The virulent strain of Dutch Elm Disease caused the death of most of America’s elm trees.
But some elms have proven to be resistant, and the U.S. Forest Service has been breeding these survivor elms for planting.
In this week’s Enlighten Me, Delaware Public Media’s Nick Ciolino talks with Universiy of Delaware Professor of Urban Forestry Tara Trammell about a project to plant these elms in urban areas to replace an aging canopy in places that can be harsh for young trees like Newark, Delaware.
“It’s important to plant them, because they can help mitigate storm water and runoff and flooding.
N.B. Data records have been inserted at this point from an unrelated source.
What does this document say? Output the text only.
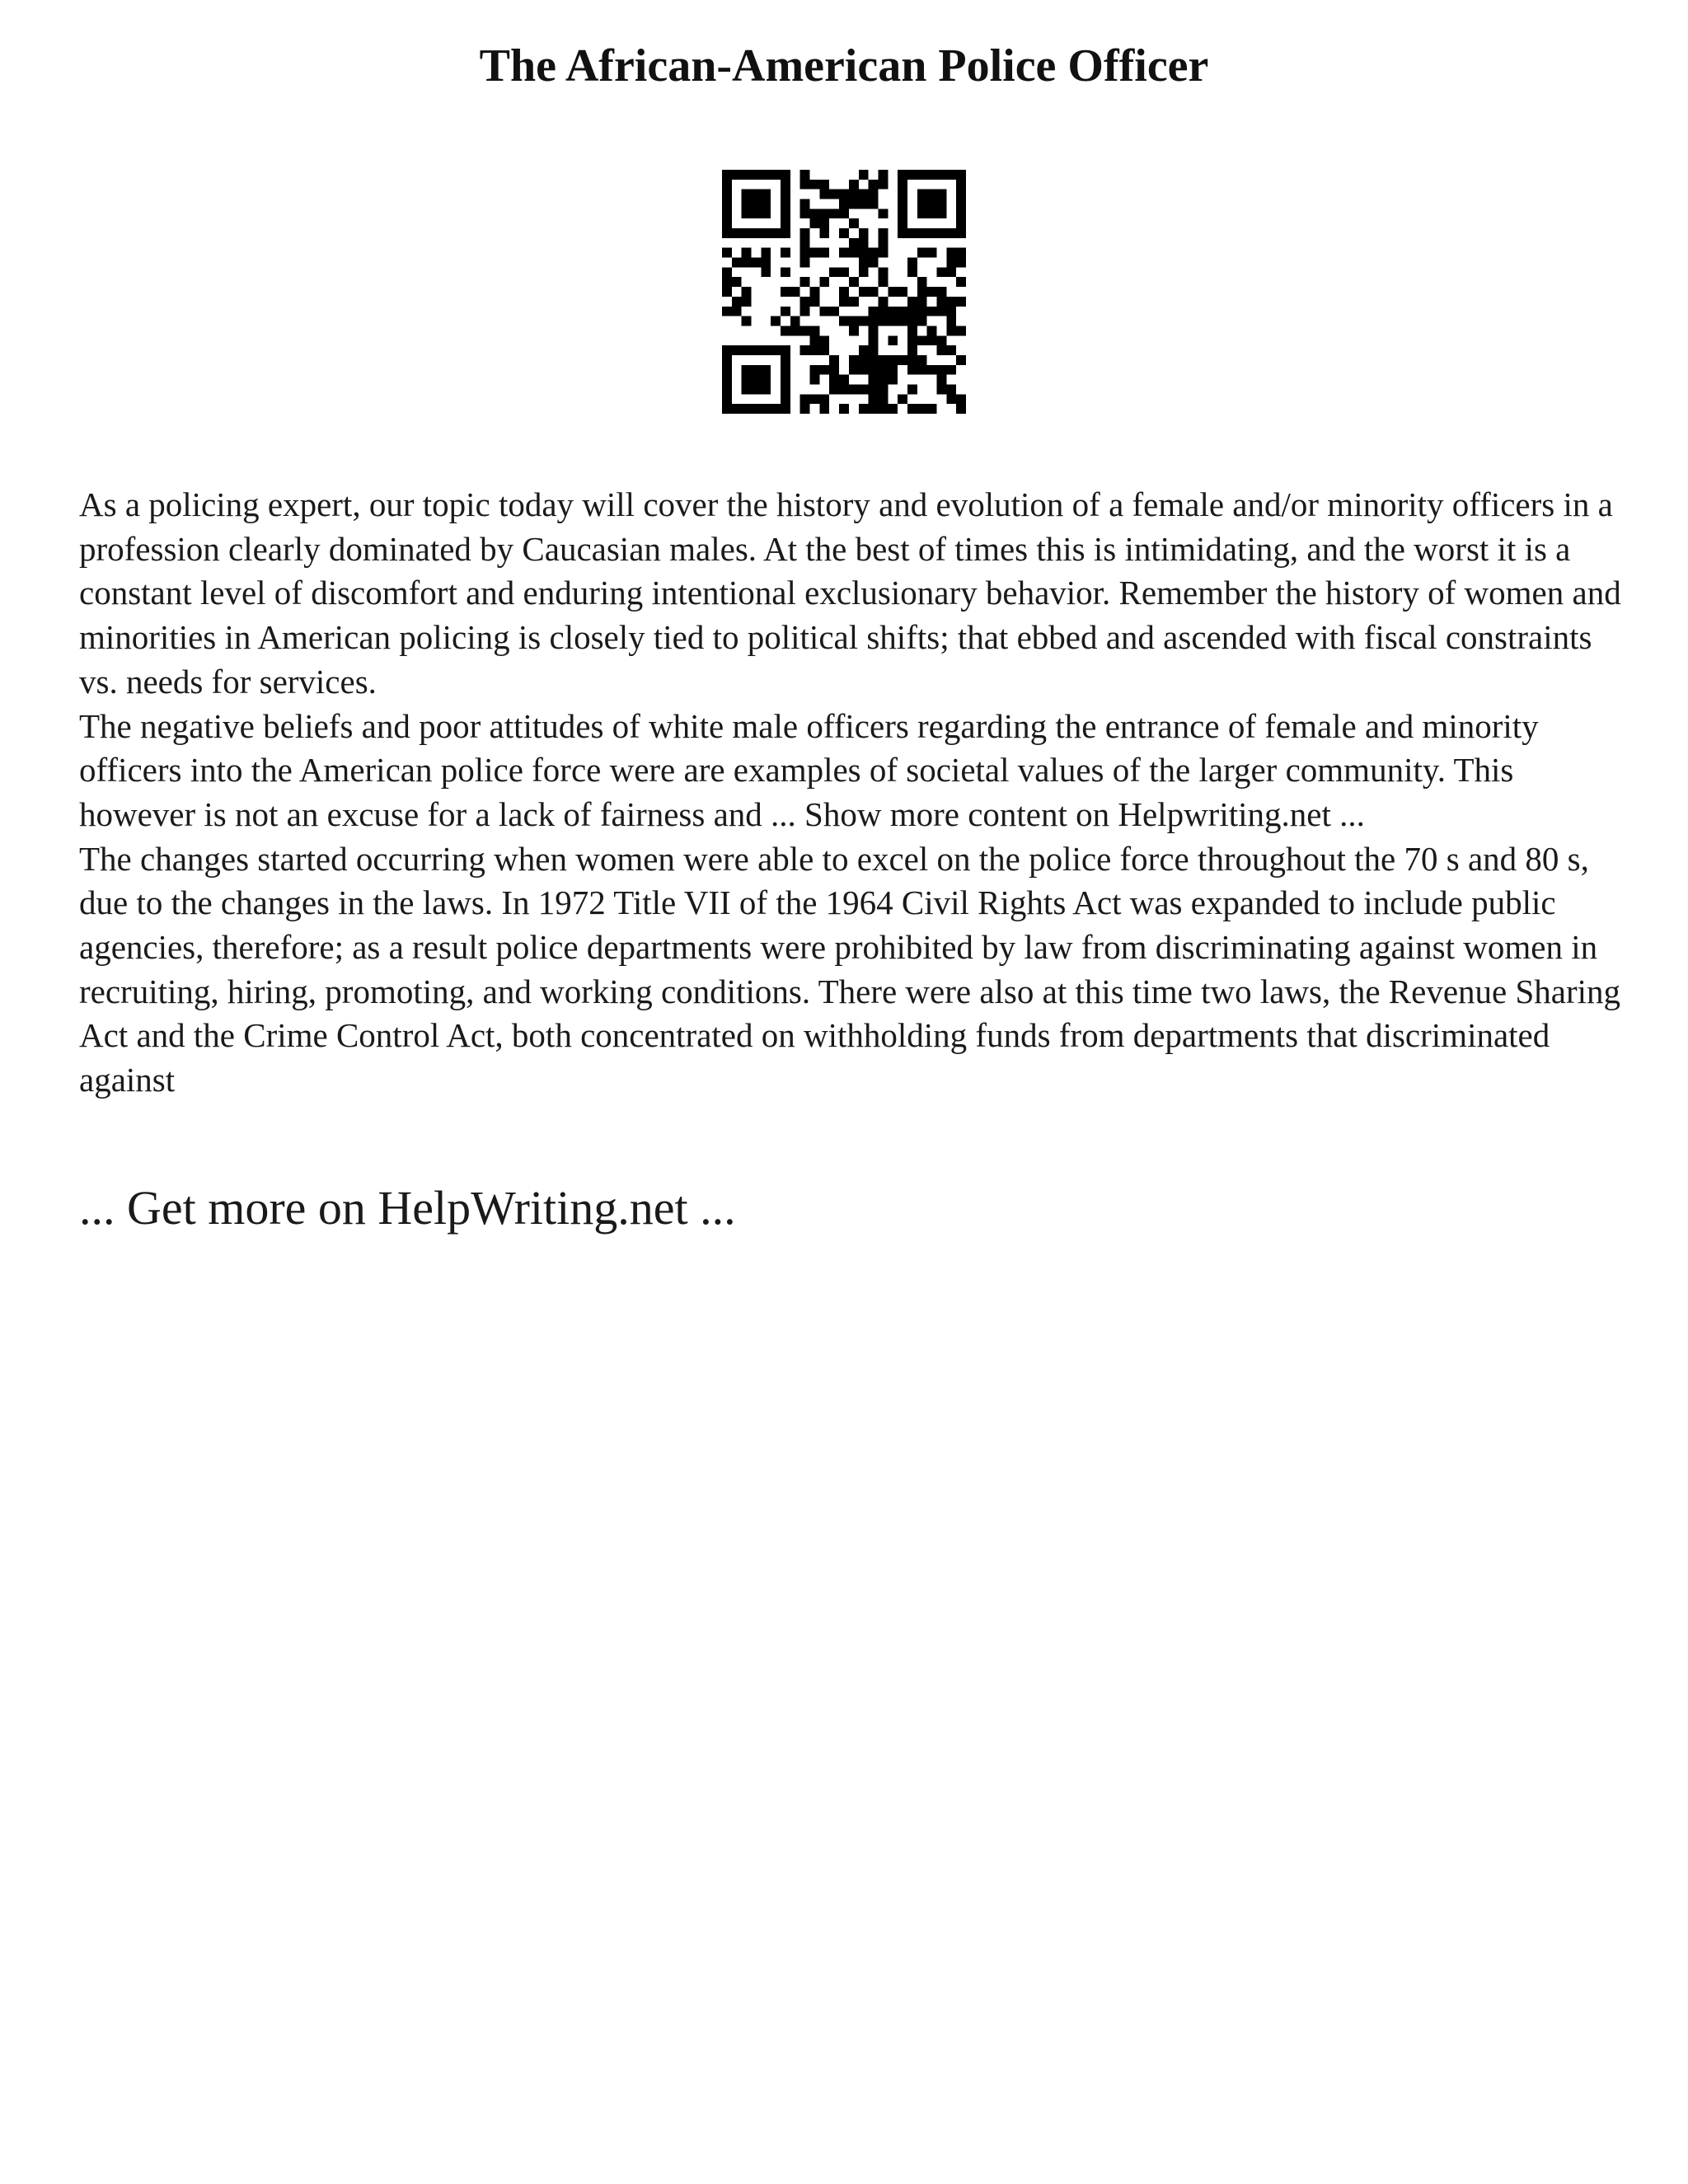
The African-American Police Officer

As a policing expert, our topic today will cover the history and evolution of a female and/or minority officers in a profession clearly dominated by Caucasian males. At the best of times this is intimidating, and the worst it is a constant level of discomfort and enduring intentional exclusionary behavior. Remember the history of women and minorities in American policing is closely tied to political shifts; that ebbed and ascended with fiscal constraints vs. needs for services.

The negative beliefs and poor attitudes of white male officers regarding the entrance of female and minority officers into the American police force were are examples of societal values of the larger community. This however is not an excuse for a lack of fairness and ... Show more content on Helpwriting.net ...

The changes started occurring when women were able to excel on the police force throughout the 70 s and 80 s, due to the changes in the laws. In 1972 Title VII of the 1964 Civil Rights Act was expanded to include public agencies, therefore; as a result police departments were prohibited by law from discriminating against women in recruiting, hiring, promoting, and working conditions. There were also at this time two laws, the Revenue Sharing Act and the Crime Control Act, both concentrated on withholding funds from departments that discriminated against

... Get more on HelpWriting.net ...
They’re important for cooling the environment as well,” said Trammell. “So putting trees in these locations they don’t already have trees, that can actually benefit from having them is an important task.”
The project planted 45 trees in Newark using three elm varieties at 15 locations of varying harshness.
Trammell says researchers will study how fast the trees are growing and study the leaves for indications of stress in a hope to assess which aspects of the urban environment limit tree growth.
“Urban conditions can be quite stressful, with soil compaction, water availability, nutrient deficiencies or heat stress,” she said. “If we look at some of these compounds or internal structures, we might be able to see what types of stresses these trees are experiencing.”
Trees were also planted in Philadelphia and Columbus, Ohio.